Saturday

On the taste of water

As age creeps up from behind one becomes more content with simpler things. Water instead of tea or soda, for instance; except that water tastes stronger and more fortifying and more essential. One's morning cup of coffee tastes all the sweeter for being the harbinger of a new day that one is allowed to live and savor the fruits of the earth. The apprehension of the world; the taming of the senses: we learn to cut out what is no longer necessary. Over the years, we learn. We filter music out of noise, and come to love the most beautiful music of all, that which is found in silence. We learn to cut out the chaos of all that our eyes can see and focus on what is meaningful to us, that which we can paint, or frame in the rectangle of the viewfinder. We eat no longer to devour the world but to delight in the flavors and scents that set our heart beating with the language that it speaks, and the tapestry of memories it invokes. We breathe, we remember, and we teach. We pass on the arguments and the answers, the craft and skill that has become embodied in flesh and muscle and movement. And blind ambition and desperation and seeking give way to allowing things to be, and telescoping outwards from the individuality of selfhood to being part of mankind, and being content in the knowledge that if meaning is not found this this generation, perhaps we will come a little closer to it in the next. With this one must be content.

Tuesday

The Last Days of Kodachrome


There's some wonderful stuff going on in the world of photography. The unremarkable announcements at the latest photo trade show have begun to hint at the technological development in the realm of digital photography having reached a plateau: Canon and Nikon are so head-to-head that it would be foolish of them to hold back any new R&D in the hope of making customers upgrade, so I believe the cameras we are seeing are the height of the technology as it exists at present. Meanwhile, rumors of the death of film have been greatly exaggerated: if it is a death it is a slow one, and there's plenty of room in my fridge to stockpile enough to keep me going for some time. And more and more photographers who have dropped money on digital are talking, at least on forums, of a return to film. There are no new emulsions emerging (except for color negative, where Kodak is still continuing development for the movie market), and there have been a few lamented deaths, but Ilford, Kodak, Agfa, and the new niche players like Efke and Adox have decided on a stable of favorites to continue. And a few that I thought were dead are surprisngly still going: Kodachrome, which I wished a fond farewell when Kodak closed down the lab at Lausanne, still has some stock going around (most of it expiring in September of this year) and Dwayne's Photo in Kansas is still processing K-14. Kodak has declined petitions to continue making the film, so buying and using it won't change their minds. But out of nostalgia, out of respect, out of sheer obstinacy, and out of sheer love, it behooves us all who used and appreciated this film, which was somehow true to life and exuberant in its interpretation of color (a combination that cannot be approximated by Provia, no matter what anyone says), to shoot the last few rolls and not let them expire be binned to history.

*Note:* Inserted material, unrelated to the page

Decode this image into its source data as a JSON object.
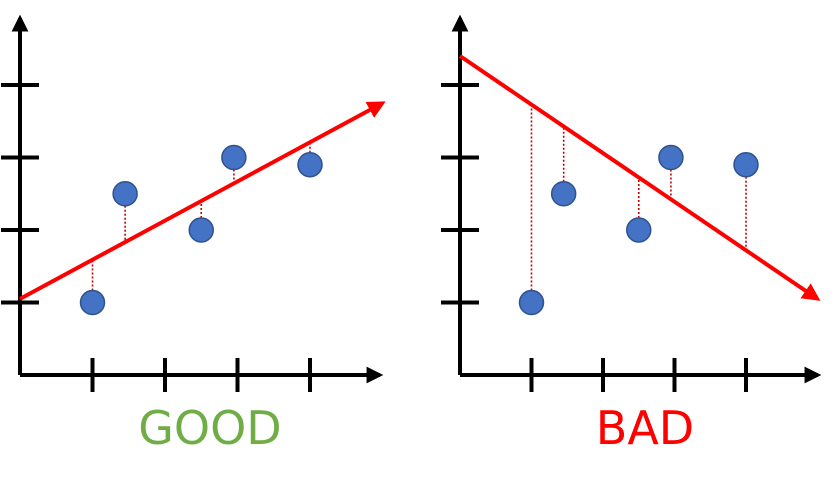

And how much longer will Minox make Minopan and Minocolor in those wonderful little cartridges? I recently discovered that the film is still available, and processing still being done in Germany. I promptly bought a cheap Minox B off eBay and am experimenting with my first roll of 8x11. I was recently on the receiving end of some not very pleasant behavior when took a bit too long find a focus point with the Leica down at Farringdon, but no one is threatened by a Minox. At the worst they think you're rubbing your eyes with a harmonica.

Spring is here and the daffodils are out, and in the sunlight even the most mundane things are gorgeous and textured and contrasty. If this isn't a time for Kodachrome, I don't know when it is. Between now and September I'm planning to shoot as much as I can on this film, and see through the eyes of this film: a world that's both real and larger than life.